Лето без тебя
Стоял последний отвратительно дождливый и серый день лета. Лето это несло в себе огромное облегчение для всего магического мира, принесло чувство свободы и нескончаемого праздника. Уже несколько месяцев минуло со смерти Лорда, и улицы без исключения всех городов и деревушек, в которых жила хотя бы одна магическая семья, омывали реки сливочного пива и огневиски. Волшебницы и колдуньи дышали полной грудью и упивались каждой секундой жизни без страха смерти.
В Уилтшире был лишь один дом, отстранившийся от всеобщей увеселительной летней программы, дом, на котором словно печатью легло слово “Позор”. С минуты побега с поля Битвы за Хогвартс, с той самой секунды, как Мальчик-Который-Выжил спрыгнул с рук Хагрида, Малфои, как и все приспешники Волан-де-Морта, навсегда остались за бортом, абсолютно помилованные, но отстраненные.
Все обитатели Малфой-Мэнора вторили мрачному обличаю дома, не общались с окружающими, мало общались между собой, молча переносили завтраки/обеды/ужины, не устраивали приемов, сторонились, кажется, самих себя. Величие старинного, изобилующего рода Малфоев теперь стало абсолютно бесполезным и хрупким. И Мальчик-У-Которого-Не-Было-Выбора превратился в Мальчика-Который-Совершенно-Одинок. По сути говоря, Драко никогда не нуждался в компании, но совершенно точно нуждался в поклонниках и почитателях, коими всегда был окружен среди знакомых, и не только одногодок. Им восхищались, его уважали, боялись, заглядывали в рот. Теперь же его восхитительность и холодное обаяние распространялись разве что на эльфов-домовиков.

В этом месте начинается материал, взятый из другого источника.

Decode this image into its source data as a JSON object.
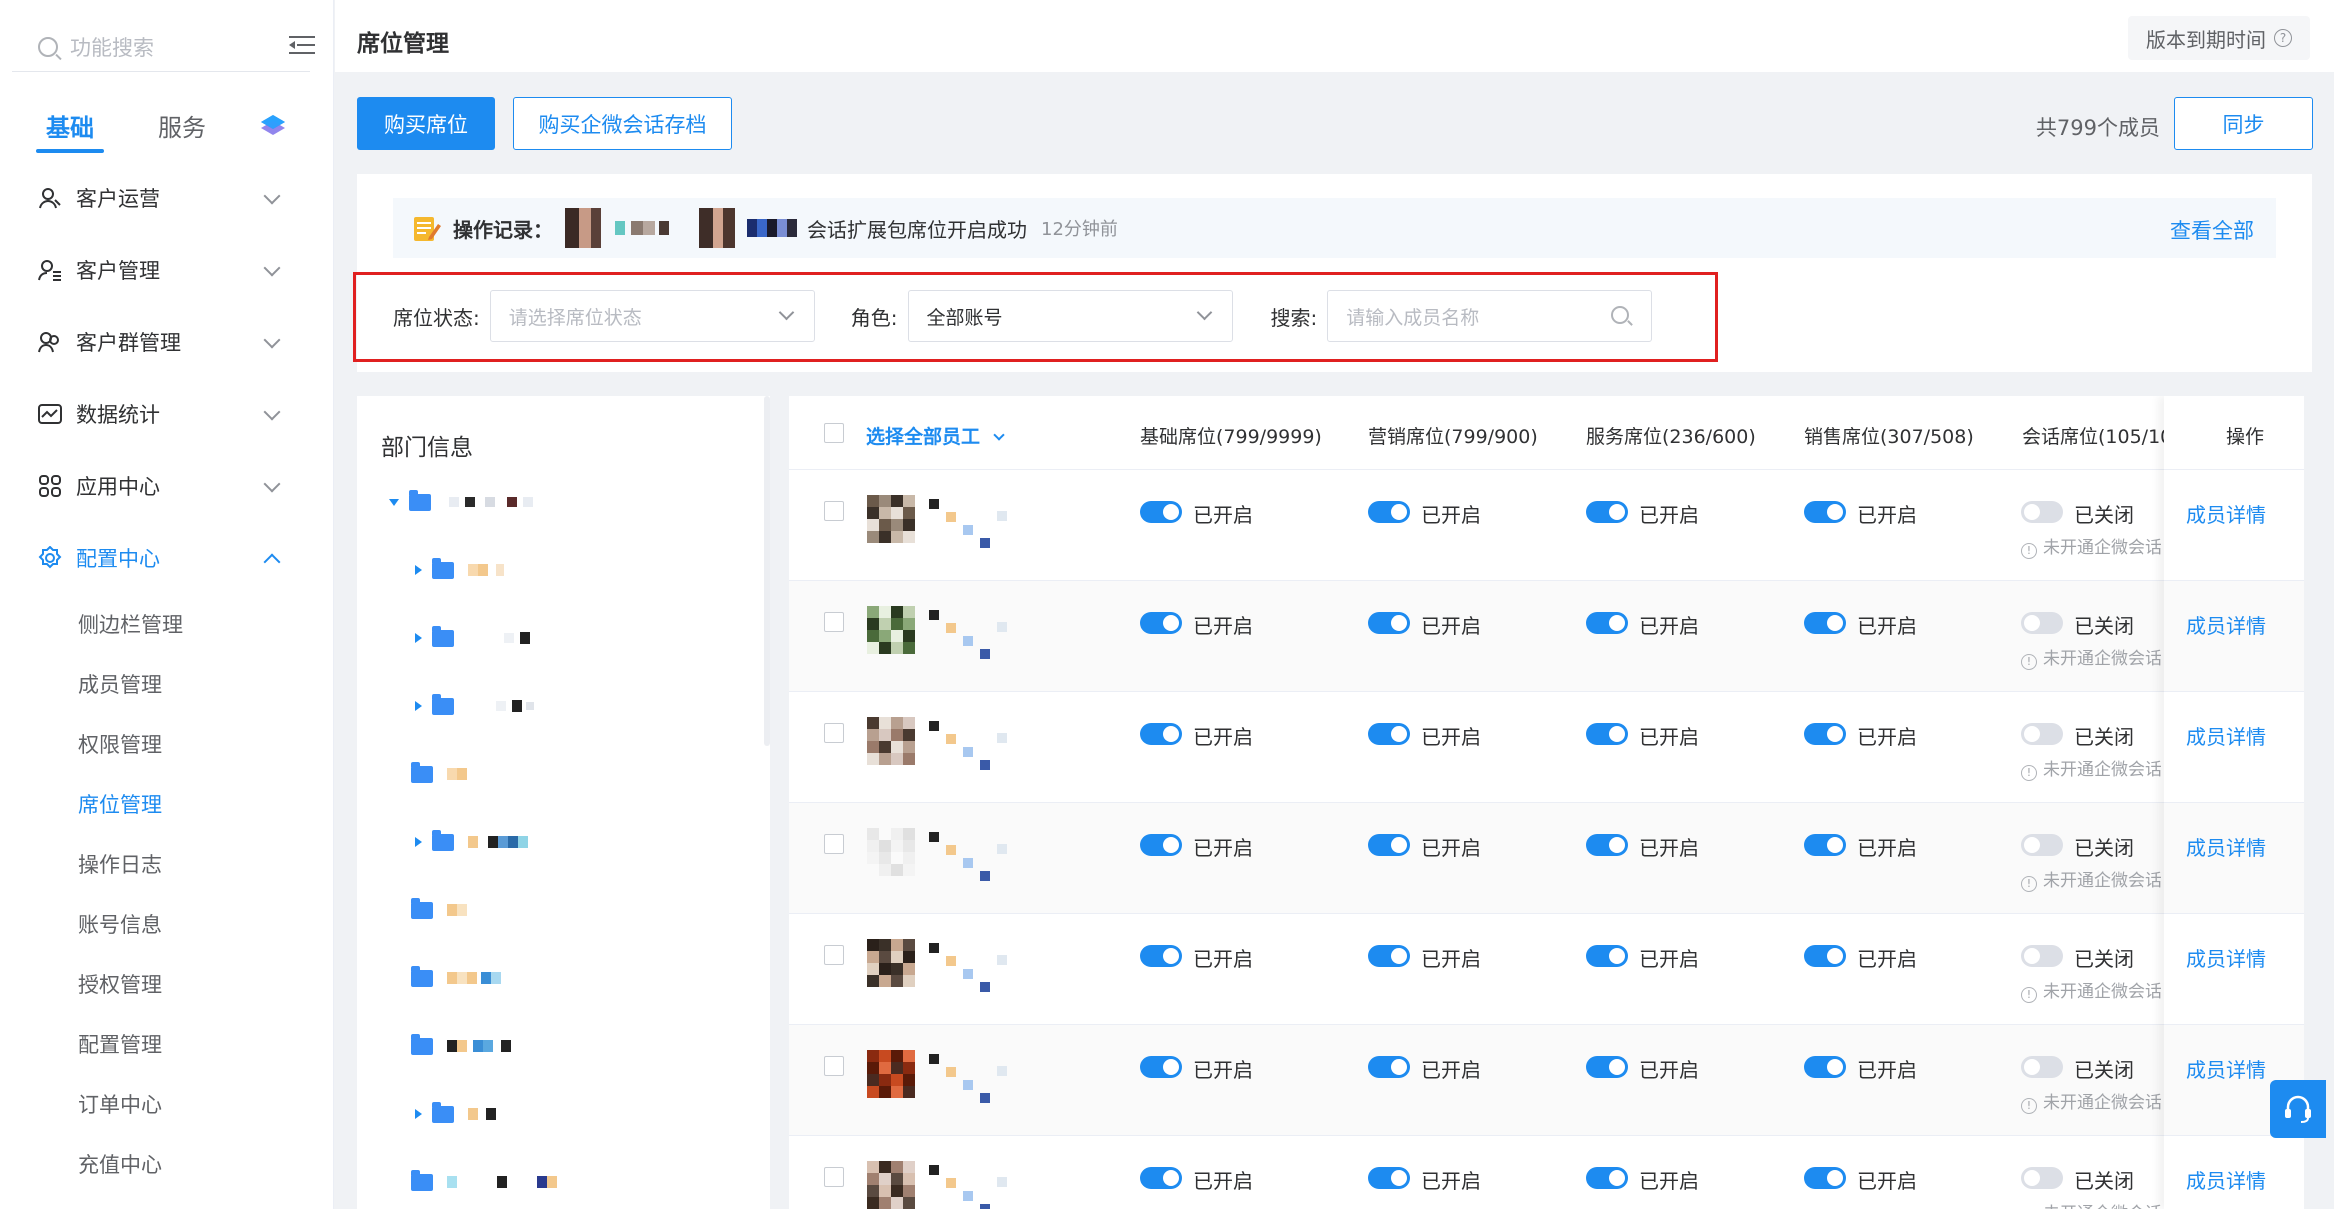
{
  "sidebar": {
    "search_placeholder": "功能搜索",
    "tabs": [
      "基础",
      "服务"
    ],
    "menu": [
      {
        "label": "客户运营",
        "icon": "user-operation-icon"
      },
      {
        "label": "客户管理",
        "icon": "user-list-icon"
      },
      {
        "label": "客户群管理",
        "icon": "group-icon"
      },
      {
        "label": "数据统计",
        "icon": "chart-icon"
      },
      {
        "label": "应用中心",
        "icon": "apps-icon"
      },
      {
        "label": "配置中心",
        "icon": "gear-icon"
      }
    ],
    "submenu": [
      "侧边栏管理",
      "成员管理",
      "权限管理",
      "席位管理",
      "操作日志",
      "账号信息",
      "授权管理",
      "配置管理",
      "订单中心",
      "充值中心"
    ]
  },
  "header": {
    "title": "席位管理",
    "expire_label": "版本到期时间"
  },
  "actions": {
    "buy_seat": "购买席位",
    "buy_archive": "购买企微会话存档",
    "member_count": "共799个成员",
    "sync": "同步"
  },
  "op_record": {
    "label": "操作记录：",
    "text": "会话扩展包席位开启成功",
    "time": "12分钟前",
    "view_all": "查看全部"
  },
  "filters": {
    "status_label": "席位状态:",
    "status_placeholder": "请选择席位状态",
    "role_label": "角色:",
    "role_value": "全部账号",
    "search_label": "搜索:",
    "search_placeholder": "请输入成员名称"
  },
  "dept": {
    "title": "部门信息"
  },
  "table": {
    "headers": {
      "select_all": "选择全部员工",
      "basic": "基础席位(799/9999)",
      "marketing": "营销席位(799/900)",
      "service": "服务席位(236/600)",
      "sales": "销售席位(307/508)",
      "session": "会话席位(105/10",
      "operation": "操作"
    },
    "on_label": "已开启",
    "off_label": "已关闭",
    "note": "未开通企微会话",
    "detail": "成员详情",
    "row_count": 7
  },
  "colors": {
    "primary": "#1d8bf0",
    "highlight": "#e02020"
  }
}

Воздвигая на руинах разрушенного магического сообщества Новый мир без гнета, Министерство Магии издало указ, согласно которому последний год под руководством Пожирателей Смерти в Хогвартсе считался недействительным и переносился на следующий. Что ж, Драко встретил эту новость совершенно безразлично. Он не боялся вернуться на место поражения, ему всегда было плевать, что скажут остальные. Было одно но: Грязнокровка.
Чаще всего за это бесконечно долгое и одинокое лето он думал о ней. И презирал себя за это. Всегда безукоризненно чистому не только внешне, но и в мыслях, ему, брезгливому и отрешенному от низшего мира, хотелось тошнить при мысли о Грейнджер, но она ассоциировалась у него со всем: с каждой статьей о падении Лорда, с каждым воспоминанием о Школе, с каждой книгой в его огромной библиотеке, в каждом громком звуке он слышал ее отвратительный звонкий смех, в каждом темном окне Мэнора - ее глаза при взгляде на него. Поэтому предстоящий год, который Гермиона Грейнджер как самая огромная в мире зубрила не пропустит, он будет видеть ее каждый день. Мысль об этом не покидала его с момента обнародования указа, и сегодня, когда он сидел, наблюдая, как домовики собирают его чемодан в школу, думал лишь о том, как он будет отравлять все ее жалкое существование в Хогвартсе, думая об этом и сминая в руке письмо, которое он, хвала Мерлину, в какой-то момент затрусил отправить.
Однако расстаться с этим посланием он не мог, это было словно признание самому себе в том, что он все еще что-то способен чувствовать, что он не пуст, не ограничен, не лишен искры. Иногда ему казалось, что только благодаря этому чувству он и держится.
Драко встал, засунул смятую бумажку в полку стола между учебниками. Отправление в Хогвартс было намечено завтра на раннее утро, а значит есть еще время побыть наедине с собой, самим собой.